France’s minister for European affairs, Pierre Lellouche, has warned that the Conservative Party’s stance on the European Union risked marginalising Britain in the 27-member bloc, in a scathing attack on the Tories’ policy towards Brussels.
"It's pathetic. It's just very sad to see Britain, so important in Europe, just cutting itself out from the rest and disappearing from the radar map," Lellouche told British newspaper the Guardian on Wednesday.
The French minister’s comments came just hours after Tory leader David Cameron vowed to repatriate powers transferred to the EU under the terms of the Lisbon reform treaty, a plan Lellouche said would not succeed “for a minute”.
“Nobody is going to indulge in rewriting (treaties for) many, many years," the French minister said, pointing out that any changes would require the agreement of all 27 EU members.
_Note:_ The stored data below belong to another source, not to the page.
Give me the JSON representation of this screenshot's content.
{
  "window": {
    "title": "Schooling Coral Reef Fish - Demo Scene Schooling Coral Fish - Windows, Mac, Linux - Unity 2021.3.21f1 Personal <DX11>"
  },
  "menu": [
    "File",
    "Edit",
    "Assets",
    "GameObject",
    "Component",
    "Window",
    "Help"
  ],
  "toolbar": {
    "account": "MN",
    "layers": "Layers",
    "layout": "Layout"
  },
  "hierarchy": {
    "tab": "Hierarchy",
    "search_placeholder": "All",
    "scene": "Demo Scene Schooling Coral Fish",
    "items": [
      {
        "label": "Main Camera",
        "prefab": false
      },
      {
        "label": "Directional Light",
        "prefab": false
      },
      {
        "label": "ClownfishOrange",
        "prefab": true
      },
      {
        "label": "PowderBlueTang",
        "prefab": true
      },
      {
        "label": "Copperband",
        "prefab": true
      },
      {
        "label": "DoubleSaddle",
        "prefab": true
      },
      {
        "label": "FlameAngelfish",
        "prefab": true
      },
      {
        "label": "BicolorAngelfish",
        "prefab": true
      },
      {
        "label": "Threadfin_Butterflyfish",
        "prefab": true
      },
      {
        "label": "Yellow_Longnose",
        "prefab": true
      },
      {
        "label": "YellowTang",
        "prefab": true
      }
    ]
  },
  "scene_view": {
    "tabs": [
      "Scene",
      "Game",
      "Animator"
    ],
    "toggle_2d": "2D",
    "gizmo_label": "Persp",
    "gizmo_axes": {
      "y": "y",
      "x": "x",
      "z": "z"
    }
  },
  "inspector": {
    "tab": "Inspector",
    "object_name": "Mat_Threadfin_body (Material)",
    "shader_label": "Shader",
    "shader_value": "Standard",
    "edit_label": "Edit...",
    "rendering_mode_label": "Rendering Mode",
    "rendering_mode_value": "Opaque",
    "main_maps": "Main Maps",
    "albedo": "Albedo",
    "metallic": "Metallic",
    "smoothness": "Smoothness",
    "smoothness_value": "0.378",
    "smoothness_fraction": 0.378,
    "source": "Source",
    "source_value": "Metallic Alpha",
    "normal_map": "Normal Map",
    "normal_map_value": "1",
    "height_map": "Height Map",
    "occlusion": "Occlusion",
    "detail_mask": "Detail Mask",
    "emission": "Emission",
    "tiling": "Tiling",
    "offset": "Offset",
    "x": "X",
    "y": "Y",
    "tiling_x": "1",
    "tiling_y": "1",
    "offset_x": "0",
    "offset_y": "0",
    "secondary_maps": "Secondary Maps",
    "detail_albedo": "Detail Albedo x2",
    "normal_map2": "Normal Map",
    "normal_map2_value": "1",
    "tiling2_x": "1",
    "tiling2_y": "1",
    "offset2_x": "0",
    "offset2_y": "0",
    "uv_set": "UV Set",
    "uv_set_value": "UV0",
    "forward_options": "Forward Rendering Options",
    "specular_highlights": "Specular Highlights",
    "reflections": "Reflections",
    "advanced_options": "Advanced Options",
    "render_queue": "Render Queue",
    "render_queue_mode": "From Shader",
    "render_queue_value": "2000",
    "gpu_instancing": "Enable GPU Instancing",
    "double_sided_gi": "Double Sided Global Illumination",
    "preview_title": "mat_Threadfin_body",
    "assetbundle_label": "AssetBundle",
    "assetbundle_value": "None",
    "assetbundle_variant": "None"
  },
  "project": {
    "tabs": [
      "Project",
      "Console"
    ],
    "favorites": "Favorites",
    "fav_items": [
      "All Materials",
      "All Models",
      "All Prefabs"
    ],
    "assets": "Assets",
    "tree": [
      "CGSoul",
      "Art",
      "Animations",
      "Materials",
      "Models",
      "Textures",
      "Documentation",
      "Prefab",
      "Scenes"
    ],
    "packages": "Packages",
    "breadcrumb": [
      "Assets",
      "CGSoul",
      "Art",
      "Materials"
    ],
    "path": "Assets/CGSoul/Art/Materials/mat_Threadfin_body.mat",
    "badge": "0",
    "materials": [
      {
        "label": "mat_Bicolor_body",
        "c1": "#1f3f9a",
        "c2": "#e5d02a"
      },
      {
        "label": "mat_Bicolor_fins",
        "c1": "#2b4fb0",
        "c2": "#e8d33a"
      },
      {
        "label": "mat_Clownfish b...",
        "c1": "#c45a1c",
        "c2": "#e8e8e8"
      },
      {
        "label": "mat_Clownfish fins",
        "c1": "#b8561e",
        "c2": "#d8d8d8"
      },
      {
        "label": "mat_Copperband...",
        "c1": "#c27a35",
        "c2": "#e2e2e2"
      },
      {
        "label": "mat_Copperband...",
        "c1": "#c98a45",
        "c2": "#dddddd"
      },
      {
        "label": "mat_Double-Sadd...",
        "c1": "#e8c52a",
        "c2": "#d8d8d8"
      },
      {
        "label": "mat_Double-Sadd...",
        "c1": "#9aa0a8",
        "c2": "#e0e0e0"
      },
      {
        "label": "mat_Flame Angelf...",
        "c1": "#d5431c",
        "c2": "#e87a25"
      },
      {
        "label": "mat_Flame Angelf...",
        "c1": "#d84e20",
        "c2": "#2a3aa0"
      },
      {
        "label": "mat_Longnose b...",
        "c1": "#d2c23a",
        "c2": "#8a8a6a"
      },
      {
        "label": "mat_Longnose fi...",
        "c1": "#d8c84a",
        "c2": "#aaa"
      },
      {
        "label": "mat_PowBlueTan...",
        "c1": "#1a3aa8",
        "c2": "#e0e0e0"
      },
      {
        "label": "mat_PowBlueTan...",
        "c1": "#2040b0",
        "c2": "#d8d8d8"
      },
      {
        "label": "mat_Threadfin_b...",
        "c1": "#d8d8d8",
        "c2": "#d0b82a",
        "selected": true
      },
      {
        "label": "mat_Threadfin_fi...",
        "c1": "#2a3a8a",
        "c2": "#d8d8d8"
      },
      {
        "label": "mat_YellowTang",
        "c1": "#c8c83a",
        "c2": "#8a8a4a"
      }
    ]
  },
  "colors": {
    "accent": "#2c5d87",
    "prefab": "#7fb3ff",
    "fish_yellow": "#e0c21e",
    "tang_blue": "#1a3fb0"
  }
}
Halting the EU’s ‘steady intrusion’
Cameron, who is widely tipped to become the next British prime minister, said Wednesday he would seek to stop the "steady and unaccountable intrusion" of the European Union into British law.
His speech was intended to reassure the party’s eurosceptics, some of whom have accused him of backtracking on a pledge to hold a referendum on the Lisbon Treaty if he became prime minister.
Instead, Cameron pledged to negotiate the return of powers from Brussels to London if he wins the next general election, and vowed to change British law so that any other treaties would be subject to a referendum.
Disreputable allies
Cameron's speech follows his decision to pull the Conservative Party out of the main centre-right grouping in the European Parliament and join a new rightwing bloc instead, a move that sparked concern among many in Europe.
Britain’s foreign affairs secretary, David Miliband, has seized on the issue as part of the ruling Labour Party’s increasingly desperate election fight-back.
Miliband has repeatedly attacked the Tories for throwing their lot in with the European Conservatives and Reformists group (ECR), which includes controversial Polish, Latvian and Lithuanian parties regarded by many as harbouring extremist views.
Lellouche appeared to echo Miliband’s views on Wednesday, saying the Conservative Party’s stance in the European Parliament had already “castrated” Britain’s influence in the EU’s main legislative body.